Ideal audience: Players below master-strength
Pros: well-written, sections on the isolated queen pawn and hedgehog pawn structures are especially good.
Cons: first two chapters lack cohesion, but the individual games are still instructive.
Rating: 4 out of 5 pawns
"If your philosophy is 'put pieces on good squares and don't worry about an overall plan or tactics!' you are in effect playing Russian Roulette. Sooner or later someone will be mopping bits of brain off the chess board, which is bad news even for someone who doesn't like to think too much."

In the introduction to Chess Success: Planning After the Opening, Neil McDonald explains that his book explores the relationship between middle-game planning and pawn structure. To do so, McDonald discusses typical middlegame pawn structures (isolated queen pawn, hedgehog formation, etc.) and illustrates how they shape middlegame planning. In the later chapters, McDonald accomplishes a difficult task: he elucidates the importance of subtle aspects of pawn structure. The book is filled with the kind of discussion that can really improve one's play; McDonald explains concepts that generally elude the average player.
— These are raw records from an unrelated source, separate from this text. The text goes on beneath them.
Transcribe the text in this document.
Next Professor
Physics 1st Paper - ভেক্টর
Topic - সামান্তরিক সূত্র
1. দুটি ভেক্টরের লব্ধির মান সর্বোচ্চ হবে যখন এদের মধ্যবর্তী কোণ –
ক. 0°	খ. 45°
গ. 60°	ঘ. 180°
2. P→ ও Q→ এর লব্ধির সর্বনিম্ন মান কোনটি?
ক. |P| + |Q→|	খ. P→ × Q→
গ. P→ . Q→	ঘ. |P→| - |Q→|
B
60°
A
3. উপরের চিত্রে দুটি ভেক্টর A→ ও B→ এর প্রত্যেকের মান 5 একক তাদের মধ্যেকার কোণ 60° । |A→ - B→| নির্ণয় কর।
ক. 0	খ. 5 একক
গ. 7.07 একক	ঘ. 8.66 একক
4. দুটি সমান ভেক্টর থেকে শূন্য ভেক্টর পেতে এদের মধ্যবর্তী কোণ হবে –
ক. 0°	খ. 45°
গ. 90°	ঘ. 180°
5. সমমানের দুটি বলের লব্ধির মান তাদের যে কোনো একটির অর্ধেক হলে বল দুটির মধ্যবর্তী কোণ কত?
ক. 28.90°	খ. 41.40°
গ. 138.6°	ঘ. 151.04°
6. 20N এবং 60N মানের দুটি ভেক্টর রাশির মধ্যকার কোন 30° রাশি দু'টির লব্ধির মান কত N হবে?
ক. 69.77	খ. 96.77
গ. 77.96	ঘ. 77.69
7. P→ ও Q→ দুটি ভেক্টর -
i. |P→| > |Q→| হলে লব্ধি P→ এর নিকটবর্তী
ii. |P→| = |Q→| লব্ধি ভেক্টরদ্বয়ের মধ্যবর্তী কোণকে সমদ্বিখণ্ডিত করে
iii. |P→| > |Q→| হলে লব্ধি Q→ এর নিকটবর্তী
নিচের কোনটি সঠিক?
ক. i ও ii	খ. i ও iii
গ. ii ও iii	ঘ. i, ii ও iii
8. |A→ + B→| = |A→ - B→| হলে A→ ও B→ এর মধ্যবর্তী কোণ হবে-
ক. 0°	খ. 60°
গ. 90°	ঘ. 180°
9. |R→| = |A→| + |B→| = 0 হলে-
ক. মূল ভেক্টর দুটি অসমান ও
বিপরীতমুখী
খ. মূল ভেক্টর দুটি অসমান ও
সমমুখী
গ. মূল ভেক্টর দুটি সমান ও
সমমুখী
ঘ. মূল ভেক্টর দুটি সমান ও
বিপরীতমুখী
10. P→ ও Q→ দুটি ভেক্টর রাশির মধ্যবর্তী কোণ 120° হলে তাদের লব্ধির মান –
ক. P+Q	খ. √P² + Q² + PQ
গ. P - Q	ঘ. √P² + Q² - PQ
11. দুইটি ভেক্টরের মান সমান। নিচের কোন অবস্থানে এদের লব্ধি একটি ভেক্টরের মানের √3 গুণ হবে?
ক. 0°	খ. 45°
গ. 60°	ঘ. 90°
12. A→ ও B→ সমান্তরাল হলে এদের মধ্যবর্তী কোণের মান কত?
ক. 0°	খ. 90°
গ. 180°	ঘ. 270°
My favorite aspect of McDonald's book is the way the start of each chapter dissects a key pawn structure. Often a diagram of the pawn skeleton is given along with a brief discussion of each side's basic ideas. After this summary, McDonald includes games that illustrate the central middlegame ideas arising from the pawn structure on which the chapter focuses. This is where McDonald shines, as he has a talent for annotation. During critical parts of the illustrative games, McDonald's move-by-move comments manage to describe (with words!) the reasoning behind various ideas and moves, rather than drowning the reader with analysis variations.

Lasker - Steinitz

"Dr. Jekyll and Mr. Steinitz", McDonald's chapter on the isolated queen pawn (IQP), is especially good. He uses classic examples to illustrate playing both with and against the IQP. Best of all, he includes a discussion of a pawn structure that often evolves from the IQP structure: the hanging pawn duo. McDonald's discussion opens with the classic game Lasker - Steinitz, World Championship, 1894. Lasker plays with the IQP beautifully, transforming it into a hanging pawn duo before winning with the crushing breakthrough 34.d5!
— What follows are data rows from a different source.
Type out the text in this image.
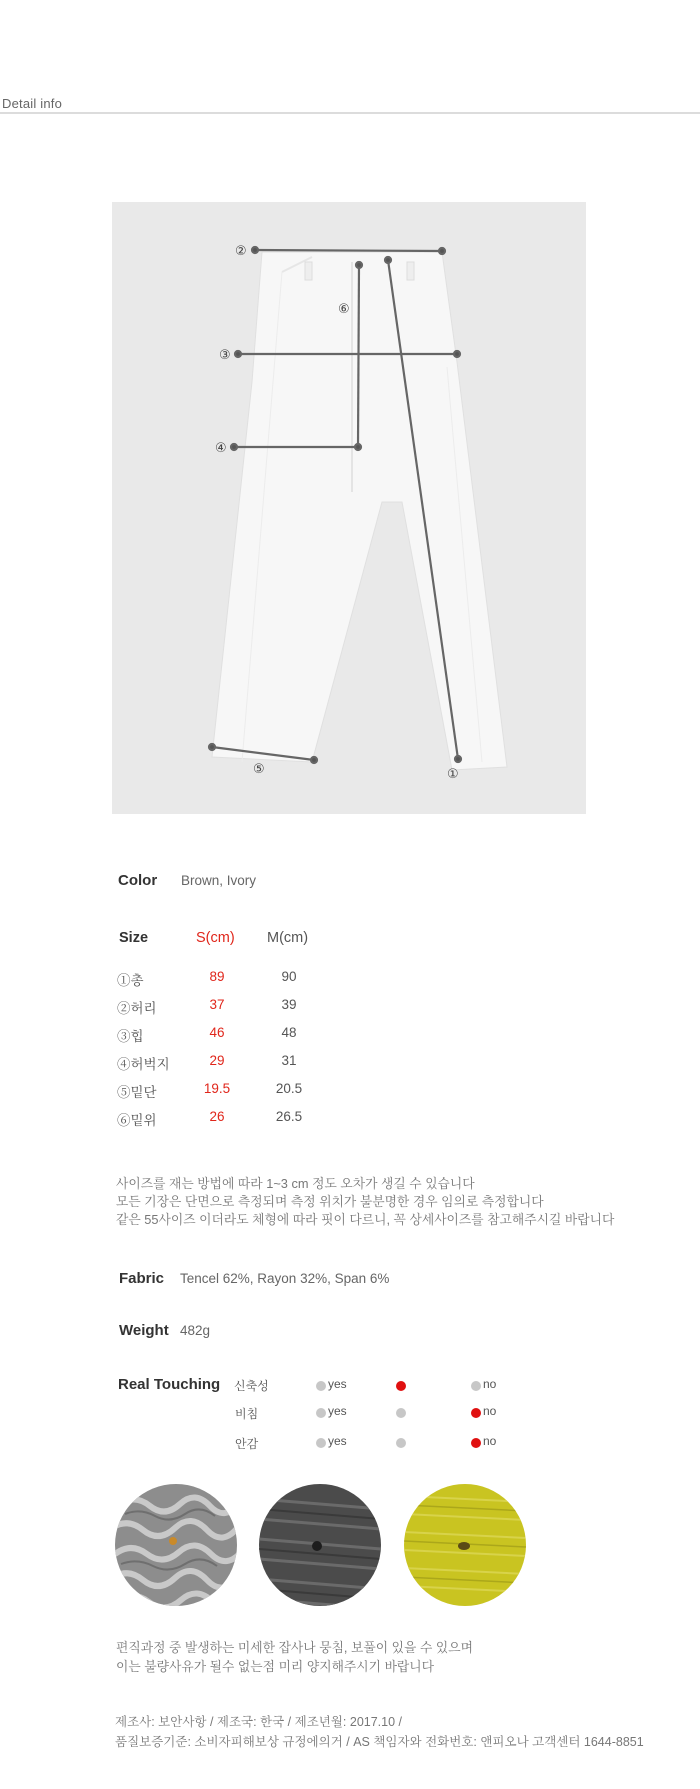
Detail info
②
①
⑥
③
④
⑤
Color Brown, Ivory
Size	S(cm) M(cm)
①총	89	90
②허리	37	39
③힙	46	48
④허벅지	29	31
⑤밑단	19.5	20.5
⑥밑위	26	26.5
사이즈를 재는 방법에 따라 1~3 cm 정도 오차가 생길 수 있습니다
모든 기장은 단면으로 측정되며 측정 위치가 불분명한 경우 임의로 측정합니다
같은 55사이즈 이더라도 체형에 따라 핏이 다르니, 꼭 상세사이즈를 참고해주시길 바랍니다
Fabric Tencel 62%, Rayon 32%, Span 6%
Weight 482g
Real Touching 신축성	yes	no
비침	yes	no
안감	yes	no
편직과정 중 발생하는 미세한 잡사나 뭉침, 보풀이 있을 수 있으며
이는 불량사유가 될수 없는점 미리 양지해주시기 바랍니다
제조사: 보안사항 / 제조국: 한국 / 제조년월: 2017.10 /
품질보증기준: 소비자피해보상 규정에의거 / AS 책임자와 전화번호: 앤피오나 고객센터 1644-8851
While some readers might complain that countless other volumes have examined this classic game, it's only fair to point out that McDonald includes a number of more obscure, but no less instructive, examples. Furthermore, McDonald's commentary on Lasker - Steinitz, as well as his discussion of the other games in the book, is what makes his work so refreshing. Rather than providing reams of analysis, McDonald gives clear descriptions of critical, yet subtle, middlegame ideas.

With this collection of well-chosen and entertainingly annotated games, Neil McDonald fills a void in middlegame literature. Reading his book improved my grasp of middlegame play, and it will probably improve yours.